The sharp decline in job opportunities, he added, also contributed to a worrying increase in crime. According to the report, 80% of traders suffered losses, many were unable to pay employees’ salaries, and over 50% of workers lost their jobs. Rising shop rents, electricity bills and operational costs became impossible to sustain.
The report criticises the government for relying on artificial and misleading economic indicators to reassure the public instead of taking concrete steps to control inflation and revive trade and industry.
It further points out that while the stock market touched record highs, trade and industrial activity remained at historic lows. Prices of essential items, including pulses, cooking oil, milk, meat and vegetables, continued to rise on a daily basis.
The report described Karachi — the country’s economic hub — as having turned into a ‘city controlled by mafias’, where traders and industrialists faced constant threats of extortion. The metropolis of over 40 million people, it states, continued to suffer from inflation, unemployment, encroachments, land grabbing, traffic congestion, water shortages, insecurity, lawlessness and severe municipal mismanagement.
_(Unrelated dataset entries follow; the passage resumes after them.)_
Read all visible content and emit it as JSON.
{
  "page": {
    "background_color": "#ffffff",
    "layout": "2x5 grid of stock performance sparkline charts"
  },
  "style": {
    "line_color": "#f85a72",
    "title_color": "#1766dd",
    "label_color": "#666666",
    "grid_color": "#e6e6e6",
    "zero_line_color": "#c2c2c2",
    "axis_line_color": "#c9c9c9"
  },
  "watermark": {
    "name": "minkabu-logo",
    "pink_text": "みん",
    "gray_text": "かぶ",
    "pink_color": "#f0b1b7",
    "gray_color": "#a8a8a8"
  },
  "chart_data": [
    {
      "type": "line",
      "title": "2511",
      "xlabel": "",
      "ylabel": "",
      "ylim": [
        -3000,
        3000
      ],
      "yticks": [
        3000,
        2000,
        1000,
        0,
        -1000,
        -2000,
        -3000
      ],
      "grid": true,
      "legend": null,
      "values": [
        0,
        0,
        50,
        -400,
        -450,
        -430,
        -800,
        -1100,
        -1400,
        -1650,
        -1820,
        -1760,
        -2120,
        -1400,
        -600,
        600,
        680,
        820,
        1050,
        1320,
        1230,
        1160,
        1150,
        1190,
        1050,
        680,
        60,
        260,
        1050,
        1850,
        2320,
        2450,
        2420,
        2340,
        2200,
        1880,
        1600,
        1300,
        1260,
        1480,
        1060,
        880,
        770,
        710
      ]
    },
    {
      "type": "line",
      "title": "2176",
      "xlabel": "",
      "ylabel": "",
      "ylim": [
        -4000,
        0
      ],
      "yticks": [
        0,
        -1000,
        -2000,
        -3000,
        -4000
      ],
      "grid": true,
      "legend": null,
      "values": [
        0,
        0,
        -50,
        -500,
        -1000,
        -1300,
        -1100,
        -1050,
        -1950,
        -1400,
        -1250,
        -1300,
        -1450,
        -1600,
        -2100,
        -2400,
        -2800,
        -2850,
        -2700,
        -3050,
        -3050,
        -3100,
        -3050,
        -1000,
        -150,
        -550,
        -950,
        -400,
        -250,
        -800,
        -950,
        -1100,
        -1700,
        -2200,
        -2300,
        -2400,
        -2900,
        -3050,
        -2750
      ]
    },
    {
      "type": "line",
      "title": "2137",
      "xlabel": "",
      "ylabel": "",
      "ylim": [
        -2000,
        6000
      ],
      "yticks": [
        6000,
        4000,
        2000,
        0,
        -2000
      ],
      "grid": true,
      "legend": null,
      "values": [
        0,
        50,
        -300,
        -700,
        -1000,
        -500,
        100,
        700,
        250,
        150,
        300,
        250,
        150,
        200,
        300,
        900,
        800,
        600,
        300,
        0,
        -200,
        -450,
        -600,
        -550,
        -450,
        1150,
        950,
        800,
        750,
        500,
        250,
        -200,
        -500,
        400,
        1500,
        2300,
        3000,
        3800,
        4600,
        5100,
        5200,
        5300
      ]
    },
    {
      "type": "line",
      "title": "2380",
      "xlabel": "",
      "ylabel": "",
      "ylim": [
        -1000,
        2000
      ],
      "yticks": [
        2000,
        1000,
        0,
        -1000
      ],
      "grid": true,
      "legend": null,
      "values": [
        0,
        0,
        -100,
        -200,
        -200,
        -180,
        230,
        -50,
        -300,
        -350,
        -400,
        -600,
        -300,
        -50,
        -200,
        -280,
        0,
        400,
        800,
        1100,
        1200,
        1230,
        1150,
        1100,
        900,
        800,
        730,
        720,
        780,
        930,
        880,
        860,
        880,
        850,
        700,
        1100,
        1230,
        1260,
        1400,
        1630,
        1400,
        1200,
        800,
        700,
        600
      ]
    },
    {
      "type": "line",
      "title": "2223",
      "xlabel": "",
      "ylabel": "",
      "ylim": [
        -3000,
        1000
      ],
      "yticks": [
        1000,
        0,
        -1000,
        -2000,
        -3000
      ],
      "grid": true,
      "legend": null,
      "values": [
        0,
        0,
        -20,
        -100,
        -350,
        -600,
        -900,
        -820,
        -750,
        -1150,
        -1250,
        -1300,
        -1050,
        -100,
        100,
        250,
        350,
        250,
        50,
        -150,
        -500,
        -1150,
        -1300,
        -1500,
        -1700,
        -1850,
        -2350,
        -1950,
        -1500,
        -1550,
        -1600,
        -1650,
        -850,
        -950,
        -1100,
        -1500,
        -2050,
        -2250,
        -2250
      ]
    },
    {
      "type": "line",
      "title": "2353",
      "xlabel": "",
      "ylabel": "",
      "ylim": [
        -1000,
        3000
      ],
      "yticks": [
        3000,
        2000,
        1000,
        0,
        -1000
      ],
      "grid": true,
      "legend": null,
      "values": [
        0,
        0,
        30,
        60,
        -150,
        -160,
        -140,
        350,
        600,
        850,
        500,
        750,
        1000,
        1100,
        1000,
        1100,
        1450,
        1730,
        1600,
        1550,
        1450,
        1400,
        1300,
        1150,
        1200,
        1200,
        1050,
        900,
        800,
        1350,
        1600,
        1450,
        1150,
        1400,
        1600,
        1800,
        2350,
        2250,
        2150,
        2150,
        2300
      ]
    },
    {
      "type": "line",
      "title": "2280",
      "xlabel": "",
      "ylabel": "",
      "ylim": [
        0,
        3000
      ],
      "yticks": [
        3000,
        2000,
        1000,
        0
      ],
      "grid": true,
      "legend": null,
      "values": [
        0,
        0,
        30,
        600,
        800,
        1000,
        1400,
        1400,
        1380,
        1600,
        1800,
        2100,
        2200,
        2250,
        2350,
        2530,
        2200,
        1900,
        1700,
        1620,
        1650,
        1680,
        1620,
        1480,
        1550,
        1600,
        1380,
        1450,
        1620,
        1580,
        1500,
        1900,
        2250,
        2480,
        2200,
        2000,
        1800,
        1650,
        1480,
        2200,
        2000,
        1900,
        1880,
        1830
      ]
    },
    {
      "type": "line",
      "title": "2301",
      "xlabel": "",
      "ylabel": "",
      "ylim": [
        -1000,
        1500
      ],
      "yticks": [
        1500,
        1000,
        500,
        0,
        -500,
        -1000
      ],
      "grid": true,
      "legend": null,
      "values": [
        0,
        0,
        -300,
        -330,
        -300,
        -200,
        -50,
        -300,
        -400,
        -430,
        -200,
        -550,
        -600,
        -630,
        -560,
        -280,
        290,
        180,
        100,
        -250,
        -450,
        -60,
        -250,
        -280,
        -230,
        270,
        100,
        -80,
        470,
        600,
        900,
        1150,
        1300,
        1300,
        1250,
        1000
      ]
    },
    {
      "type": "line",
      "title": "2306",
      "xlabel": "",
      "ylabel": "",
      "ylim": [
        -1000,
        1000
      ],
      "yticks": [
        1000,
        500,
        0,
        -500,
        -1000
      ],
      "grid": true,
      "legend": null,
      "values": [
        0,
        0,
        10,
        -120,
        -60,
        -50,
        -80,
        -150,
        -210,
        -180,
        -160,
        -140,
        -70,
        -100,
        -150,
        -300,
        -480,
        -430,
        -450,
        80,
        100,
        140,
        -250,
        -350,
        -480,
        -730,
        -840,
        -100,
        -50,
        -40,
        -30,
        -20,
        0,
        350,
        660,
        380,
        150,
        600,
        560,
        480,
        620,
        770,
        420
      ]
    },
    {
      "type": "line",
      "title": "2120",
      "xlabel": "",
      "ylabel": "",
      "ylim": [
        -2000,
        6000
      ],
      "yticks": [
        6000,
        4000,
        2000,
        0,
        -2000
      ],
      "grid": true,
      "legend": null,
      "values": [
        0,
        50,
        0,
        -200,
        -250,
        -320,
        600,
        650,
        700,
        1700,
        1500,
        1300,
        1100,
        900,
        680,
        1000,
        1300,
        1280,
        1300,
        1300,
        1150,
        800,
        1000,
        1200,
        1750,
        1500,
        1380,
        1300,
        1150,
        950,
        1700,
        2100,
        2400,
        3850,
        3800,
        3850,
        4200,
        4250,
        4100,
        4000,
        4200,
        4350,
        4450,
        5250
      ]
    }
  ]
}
The AKTA report also criticises the Sindh government’s performance, stating that, as in previous years, governance remained poor in 2025, with corrupt institutions failing to deliver improvements in any sector. The report alleges that agencies tasked with controlling prices entered into arrangements with profiteering mafias instead of carrying out effective crackdowns, resulting in widespread artificial inflation across markets.